Brent Oil Falls Below $80 as China Holds Back on More Stimulus
(Bloomberg) -- Brent oil dropped below $80 a barrel as China’s top economic planner ended a highly anticipated briefing on Tuesday without new stimulus measures, sparking a risk-off mood across markets.
The global benchmark lost as much as 2.2%, snapping a five-day rally, while West Texas Intermediate traded near $76 a barrel. The National Development and Reform Commission said it’s confident in reaching economic targets this year, but the lack new spending disappointed investors.
Still, the oil market remains susceptible to a flare-up in the Middle East. Traders are watching for Israel’s retaliation against Iran following a missile attack last week, which raised concerns over an all-out war.
The briefing from the NDRC “did not sit well with investors,” said Arne Lohmann Rasmussen, head of research at A/S Global Risk Management. China is closely linked to commodity demand, so the disappointment was immediately reflected in the price of oil, he added.
Iron ore and base metals declined, while a gauge of Chinese shares listed in Hong Kong slid as much as 11%. NDRC officials said that they would speed up spending while largely reiterating plans to boost investment.

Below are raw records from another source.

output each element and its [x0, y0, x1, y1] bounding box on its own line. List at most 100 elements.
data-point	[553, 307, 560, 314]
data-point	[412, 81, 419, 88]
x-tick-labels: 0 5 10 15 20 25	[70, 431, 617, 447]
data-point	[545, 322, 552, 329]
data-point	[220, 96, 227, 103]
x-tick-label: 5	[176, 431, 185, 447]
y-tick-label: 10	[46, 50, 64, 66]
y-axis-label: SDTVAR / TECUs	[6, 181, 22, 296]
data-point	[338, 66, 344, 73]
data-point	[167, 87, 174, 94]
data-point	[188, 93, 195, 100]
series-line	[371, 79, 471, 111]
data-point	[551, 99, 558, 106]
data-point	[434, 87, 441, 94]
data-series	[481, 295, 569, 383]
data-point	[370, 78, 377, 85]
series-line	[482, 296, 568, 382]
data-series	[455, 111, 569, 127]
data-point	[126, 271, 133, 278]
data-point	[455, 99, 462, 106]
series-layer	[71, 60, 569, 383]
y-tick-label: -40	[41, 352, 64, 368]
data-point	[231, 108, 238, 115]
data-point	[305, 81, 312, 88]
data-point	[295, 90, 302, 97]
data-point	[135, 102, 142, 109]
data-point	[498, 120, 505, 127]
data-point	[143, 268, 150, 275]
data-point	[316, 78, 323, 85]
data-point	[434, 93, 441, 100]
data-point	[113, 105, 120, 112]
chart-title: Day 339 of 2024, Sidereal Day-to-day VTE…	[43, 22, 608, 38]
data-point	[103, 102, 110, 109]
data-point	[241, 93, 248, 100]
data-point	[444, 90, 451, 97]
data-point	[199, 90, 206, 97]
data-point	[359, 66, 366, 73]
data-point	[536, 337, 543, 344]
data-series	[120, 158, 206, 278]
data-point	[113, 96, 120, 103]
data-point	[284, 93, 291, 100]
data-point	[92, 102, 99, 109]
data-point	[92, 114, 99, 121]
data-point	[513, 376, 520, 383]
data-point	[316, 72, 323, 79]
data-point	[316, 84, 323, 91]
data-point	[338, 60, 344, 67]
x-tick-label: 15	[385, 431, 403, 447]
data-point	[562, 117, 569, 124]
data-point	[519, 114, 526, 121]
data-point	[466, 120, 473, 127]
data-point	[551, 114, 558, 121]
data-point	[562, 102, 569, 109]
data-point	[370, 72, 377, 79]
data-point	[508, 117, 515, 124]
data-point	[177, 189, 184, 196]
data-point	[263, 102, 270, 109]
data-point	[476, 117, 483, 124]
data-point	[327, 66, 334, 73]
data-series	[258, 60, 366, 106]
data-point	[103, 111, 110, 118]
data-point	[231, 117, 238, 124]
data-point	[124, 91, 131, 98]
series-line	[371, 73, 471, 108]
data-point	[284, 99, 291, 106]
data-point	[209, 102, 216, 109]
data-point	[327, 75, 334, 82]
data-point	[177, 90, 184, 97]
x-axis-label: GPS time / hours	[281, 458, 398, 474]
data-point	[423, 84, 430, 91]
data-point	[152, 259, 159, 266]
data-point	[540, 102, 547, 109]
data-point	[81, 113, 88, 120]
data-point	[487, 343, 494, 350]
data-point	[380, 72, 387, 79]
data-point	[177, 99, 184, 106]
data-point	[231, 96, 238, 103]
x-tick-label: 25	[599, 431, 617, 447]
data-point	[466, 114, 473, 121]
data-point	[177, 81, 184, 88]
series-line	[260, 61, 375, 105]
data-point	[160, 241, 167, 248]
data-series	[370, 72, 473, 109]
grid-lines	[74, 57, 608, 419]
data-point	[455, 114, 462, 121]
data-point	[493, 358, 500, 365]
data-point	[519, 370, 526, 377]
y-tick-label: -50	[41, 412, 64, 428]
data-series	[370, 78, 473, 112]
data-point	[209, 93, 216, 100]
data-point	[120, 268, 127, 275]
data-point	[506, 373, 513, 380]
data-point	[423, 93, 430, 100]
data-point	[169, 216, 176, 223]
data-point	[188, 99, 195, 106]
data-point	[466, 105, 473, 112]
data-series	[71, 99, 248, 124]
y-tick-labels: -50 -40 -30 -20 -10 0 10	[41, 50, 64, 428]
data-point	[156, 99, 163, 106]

Israel, meanwhile, escalated fighting against Iran-backed groups on Monday, keeping the market on edge. The region accounts for a third of global crude supply, and President Joe Biden has sought to discourage Israel from attacking Tehran’s oil fields.
Other markets have been jolted by the hostilities, with a gauge of implied volatility for Brent near the highest in a year. There’s been a deluge of call options — which profits buyers when futures gain — and the premium of Brent calls over puts swelled to the widest in a year as of Monday’s close.